According to our current research, increased ESR in patients with traumatic shock and crush syndrome is due to an increased number of rouleaux. Our understanding of changes in the ESR in traumatic shock or in crush syndrome could be summarized as follows: crush syndrome or traumatic shock (due to hemorrhage) may result in an increase in peripheral resistance34434445. Increased peripheral resistance may result in a decrease in cardiac output, which subsequently leads to a decrease in blood flow velocity and, thus, a decrease in yield velocity and shear stress46 A decrease in blood flow velocity, due to trauma, may result in a decrease of erythrocyte adhesiveness within rouleaux 46, since even a relatively high yield velocity (300 m^-1) did not result in a significant decrease in blood viscosity 4142. The damage of particles at different erythrocyte adhesiveness within rouleaux has been studied in the previous research 47. From those experiments it follows that the damage is proportional to yield velocity 46. On the other hand, an increased ESR in patients with traumatic shock and crush syndrome is due to an increased number of rouleaux, however, as it has been shown earlier, the quantity of rouleaux is largely dependent on the quantity of erythrocytes 47. Going back to the beginning of the discussion, those rats that had lower survival (second group) had, according to our hypothesis, a larger quantity of rouleaux formation, due to an initially larger quantity of erythrocytes 4142.

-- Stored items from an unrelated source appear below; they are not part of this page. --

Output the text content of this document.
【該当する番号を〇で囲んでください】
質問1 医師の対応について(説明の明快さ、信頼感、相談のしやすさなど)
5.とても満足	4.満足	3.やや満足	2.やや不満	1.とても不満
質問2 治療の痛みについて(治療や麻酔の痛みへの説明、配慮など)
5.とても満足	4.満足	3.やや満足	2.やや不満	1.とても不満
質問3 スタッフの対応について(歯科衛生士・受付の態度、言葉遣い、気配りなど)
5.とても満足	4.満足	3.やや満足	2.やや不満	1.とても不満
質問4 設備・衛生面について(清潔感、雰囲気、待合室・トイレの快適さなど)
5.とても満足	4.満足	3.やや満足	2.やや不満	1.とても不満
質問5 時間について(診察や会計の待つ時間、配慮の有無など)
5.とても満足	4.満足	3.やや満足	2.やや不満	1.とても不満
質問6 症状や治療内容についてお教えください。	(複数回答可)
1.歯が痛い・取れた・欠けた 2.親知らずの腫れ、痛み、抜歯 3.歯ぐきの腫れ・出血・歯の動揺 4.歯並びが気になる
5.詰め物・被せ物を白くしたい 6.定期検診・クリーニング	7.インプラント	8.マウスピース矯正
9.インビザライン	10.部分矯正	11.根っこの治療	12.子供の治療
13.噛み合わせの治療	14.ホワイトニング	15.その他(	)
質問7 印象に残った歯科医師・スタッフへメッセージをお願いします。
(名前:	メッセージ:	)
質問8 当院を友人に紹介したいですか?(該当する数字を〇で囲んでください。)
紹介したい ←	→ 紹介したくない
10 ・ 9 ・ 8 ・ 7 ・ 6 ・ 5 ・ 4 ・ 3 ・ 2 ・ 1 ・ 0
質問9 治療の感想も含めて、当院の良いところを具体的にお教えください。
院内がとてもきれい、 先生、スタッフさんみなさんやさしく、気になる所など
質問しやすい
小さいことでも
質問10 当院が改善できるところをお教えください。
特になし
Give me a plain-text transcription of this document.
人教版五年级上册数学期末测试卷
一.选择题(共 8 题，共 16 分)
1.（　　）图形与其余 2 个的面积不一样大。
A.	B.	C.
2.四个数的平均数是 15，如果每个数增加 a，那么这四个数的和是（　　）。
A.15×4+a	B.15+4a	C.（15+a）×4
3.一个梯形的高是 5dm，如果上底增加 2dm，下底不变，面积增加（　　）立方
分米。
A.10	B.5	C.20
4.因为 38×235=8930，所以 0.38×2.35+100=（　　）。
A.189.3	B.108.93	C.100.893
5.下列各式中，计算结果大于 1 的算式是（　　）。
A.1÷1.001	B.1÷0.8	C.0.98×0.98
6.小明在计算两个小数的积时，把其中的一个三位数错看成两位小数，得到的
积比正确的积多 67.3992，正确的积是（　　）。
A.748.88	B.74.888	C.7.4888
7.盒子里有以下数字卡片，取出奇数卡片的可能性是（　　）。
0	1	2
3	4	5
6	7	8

The mathematical model created in our study accounts for the influence of the vessel wall on group precipitation of particles in tubes, viscosity of the mixture, constraint and rotation of particles. The determined viscosity of a mixture and constraint of particles depend on volume fraction. In theoretical studies, the difference of curves of precipitation, during the initial and later intervals of time, has been established.

The theoretical curves of precipitation of particles at various values of aggregation coefficient K show that an increase of K increases the velocity of precipitation. Likewise, the presence of the tube wall enhances precipitation of particles. The Magnus force and the force connected to acceleration of particles in a relatively liquid phase do not have a significant effect on the precipitation of particles. From our experimental and theoretical data, we can conclude that the behavior of the curve of velocity of erythrocytes depends on the timing of observations (interval of time is 5 min). Time-course measurements of erythrocyte precipitation more accurately reflect the state of the human body than the known determination of velocity of erythrocytes.

Determination of the ESR should be conducted at certain intervals of time, i.e. in a series of periods not exceeding 5 minutes each. Differential diagnosis of various pathological conditions when ESR is applied can be conducted using the aforementioned timed method of determining ESR. Different pathological states, when this method is used, would have different initial blood viscosity parameters. We have shown that an increase in blood viscosity during trauma results from an increase in rouleaux formation. We have shown that the time-course method of ESR will be relevant in patients with trauma, in particular, with traumatic shock and crush syndrome. Therefore the number of rouleaux is dependent on the initial quantity of erythrocytes and is increasing sharply with the decreasing yield velocity 47 which may result from increased peripheral resistance and low cardiac output from traumatic shock or crush syndrome.